About horned vipers and sand vipers
Cerastes are the desert vipers of North Africa and the Middle East, several of which wear a small pointed scale above each eye like a horn.
Cerastes is a genus of true vipers in the family Viperidae, native to the arid lands of North Africa, the Arabian Peninsula, and parts of the Middle East. The genus is small, with only a handful of recognized species, including the Desert Horned Viper, the Arabian Horned Viper, and the Sahara Sand Viper. All are squat, broad-headed snakes built for life on sand and bare rock.
What sets the group apart is its adaptation to desert living. Members are typically pale, sandy, or yellowish with darker blotches that break up their outline against the ground. Several species carry a single sharp, hornlike scale projecting above each eye, which gives the genus its best-known common name. The head is broad and triangular, the body short and stout, and the keeled scales help the snake grip loose sand. Some species lack the horns entirely, so the horn is a useful clue but not a requirement for the genus.
These are ambush hunters. A Cerastes viper often buries itself in sand using a sideways shuffling motion until only the eyes and the top of the head remain exposed, then waits for prey to pass. Diet centers on small desert animals such as lizards, small rodents, and occasionally birds and large insects. Like many desert vipers, members move with a sidewinding gait across open sand, which limits how much of the body touches the hot surface. They are mostly active at night, sheltering by day in burrows, under rocks, or beneath the sand.
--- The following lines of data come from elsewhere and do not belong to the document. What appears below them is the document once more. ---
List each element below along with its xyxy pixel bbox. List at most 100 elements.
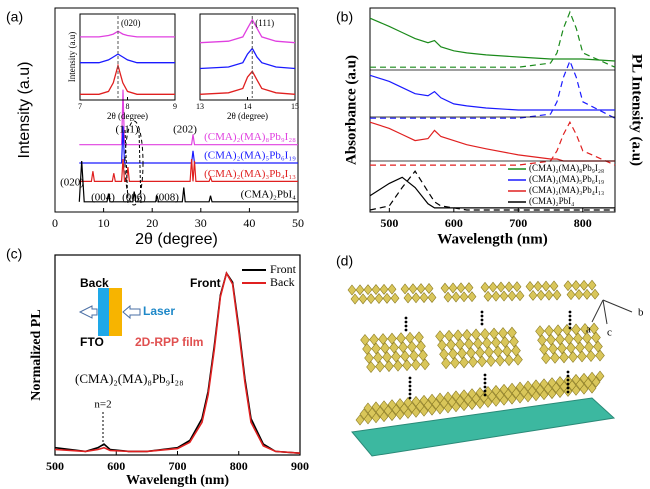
octahedron [587, 371, 597, 383]
octahedron [584, 341, 594, 353]
arrow [122, 304, 141, 320]
x-tick-label: 800 [574, 216, 592, 230]
dot [568, 322, 572, 326]
data-line [79, 126, 298, 164]
octahedron [443, 391, 453, 403]
octahedron [379, 400, 389, 412]
octahedron [364, 352, 374, 364]
octahedron [387, 332, 397, 345]
octahedron [371, 284, 381, 296]
octahedron [451, 390, 461, 402]
x-tick-label: 13 [196, 102, 204, 111]
octahedron [448, 282, 458, 294]
legend-label: Front [270, 262, 297, 276]
x-tick-label: 10 [98, 216, 110, 230]
octahedron [464, 282, 474, 294]
octahedron [541, 352, 551, 365]
data-line [369, 74, 615, 111]
octahedron [393, 359, 403, 372]
octahedron [544, 324, 554, 337]
octahedron [515, 381, 525, 393]
dot [566, 378, 570, 382]
octahedron [409, 349, 419, 362]
dot [483, 373, 487, 377]
dot [404, 320, 408, 324]
octahedron [549, 280, 559, 292]
octahedron [441, 357, 451, 370]
octahedron [360, 334, 370, 346]
dot [480, 322, 484, 326]
octahedron [414, 331, 424, 344]
dot [408, 396, 412, 400]
guide-line [138, 129, 142, 206]
inset-label: Front [190, 276, 221, 290]
octahedron [411, 395, 421, 407]
octahedron [488, 281, 498, 293]
annotation: n=2 [94, 399, 111, 411]
octahedron [589, 322, 599, 335]
octahedron [456, 282, 466, 294]
inset-label: Back [80, 276, 109, 290]
octahedron [416, 283, 426, 295]
octahedron [577, 350, 587, 363]
octahedron [491, 290, 501, 302]
octahedron [507, 290, 517, 302]
octahedron [541, 280, 551, 292]
x-tick-label: 600 [107, 459, 125, 473]
octahedron [571, 280, 581, 292]
dot [483, 389, 487, 393]
octahedron [582, 332, 592, 344]
series-label: (CMA)₂(MA)₈Pb₉I₂₈ [204, 131, 296, 143]
octahedron [525, 280, 535, 292]
octahedron [555, 376, 565, 388]
octahedron [435, 392, 445, 404]
octahedron [444, 329, 454, 342]
octahedron [593, 340, 603, 353]
data-line [79, 158, 298, 182]
octahedron [513, 353, 523, 366]
x-tick-label: 600 [445, 216, 463, 230]
dot [483, 381, 487, 385]
x-axis-label: 2θ (degree) [227, 111, 268, 121]
series-label: (CMA)₂(MA)₅Pb₆I₁₉ [204, 150, 296, 162]
octahedron [462, 328, 472, 341]
octahedron [586, 350, 596, 362]
octahedron [537, 334, 547, 347]
octahedron [371, 342, 381, 355]
dot [566, 370, 570, 374]
octahedron [378, 333, 388, 346]
octahedron [459, 356, 469, 369]
data-line [370, 10, 616, 68]
dot [566, 386, 570, 390]
octahedron [504, 281, 514, 293]
data-line [80, 63, 175, 95]
octahedron [475, 387, 485, 399]
x-tick-label: 0 [52, 216, 58, 230]
octahedron [498, 327, 508, 340]
data-line [370, 59, 616, 119]
dot [408, 376, 412, 380]
arrow [78, 305, 98, 319]
x-tick-label: 9 [173, 102, 177, 111]
octahedron [574, 289, 584, 301]
dot [480, 314, 484, 318]
peak-label: (006) [122, 192, 146, 204]
octahedron [450, 356, 460, 369]
octahedron [486, 355, 496, 367]
x-tick-label: 500 [46, 459, 64, 473]
octahedron [509, 335, 519, 348]
octahedron [548, 342, 558, 355]
series-label: (CMA)₂PbI₄ [241, 188, 297, 200]
octahedron [366, 361, 376, 373]
data-line [369, 176, 615, 209]
y-axis-label: Absorbance (a.u) [343, 55, 359, 165]
dot [483, 385, 487, 389]
peak-label: (202) [173, 124, 197, 136]
axis-label: c [607, 327, 612, 339]
y-axis-label: Intensity (a.u) [67, 32, 77, 82]
octahedron [571, 323, 581, 336]
dot [404, 324, 408, 328]
octahedron [403, 292, 413, 304]
octahedron [405, 331, 415, 344]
Reproduction varies within the genus. Several Cerastes species lay eggs rather than giving live birth, which is somewhat unusual among vipers and ties them to the warm, stable conditions of their desert range. Beyond breeding, these snakes are generally slow-moving and rely on camouflage and stillness rather than flight, though a threatened individual can rub its rough scales together to produce a rasping warning sound.
Cerastes vipers are venomous, and as front-fanged members of the family Viperidae they should be treated as medically significant. Their venom can cause serious tissue damage, swelling, and bleeding effects, and bites are a real risk to people who work or travel in their range. Never handle a wild horned or sand viper, and do not rely on its slow, buried habits to make it harmless, since a partly hidden snake is easy to step on. If a bite occurs, keep the person calm and still, remove tight items near the bite, and seek emergency medical care immediately. In the United States contact Poison Control at 1-800-222-1222, and elsewhere call local emergency services.
Cerastes belongs to the Viperidae family (Vipers & pit vipers). Heavy-bodied venomous snakes with long, hinged, hollow fangs. Broad, triangular head distinct from a narrow neck, heavy body, and (usually) vertical, cat-like pupils. Pit vipers also have a heat-sensing pit; true vipers do not.
Danger: Every viper is venomous, and the family includes some of the world's most medically important snakes. Venom is typically hemotoxic, causing pain, swelling, tissue damage, and bleeding. Treat any viper bite as a medical emergency.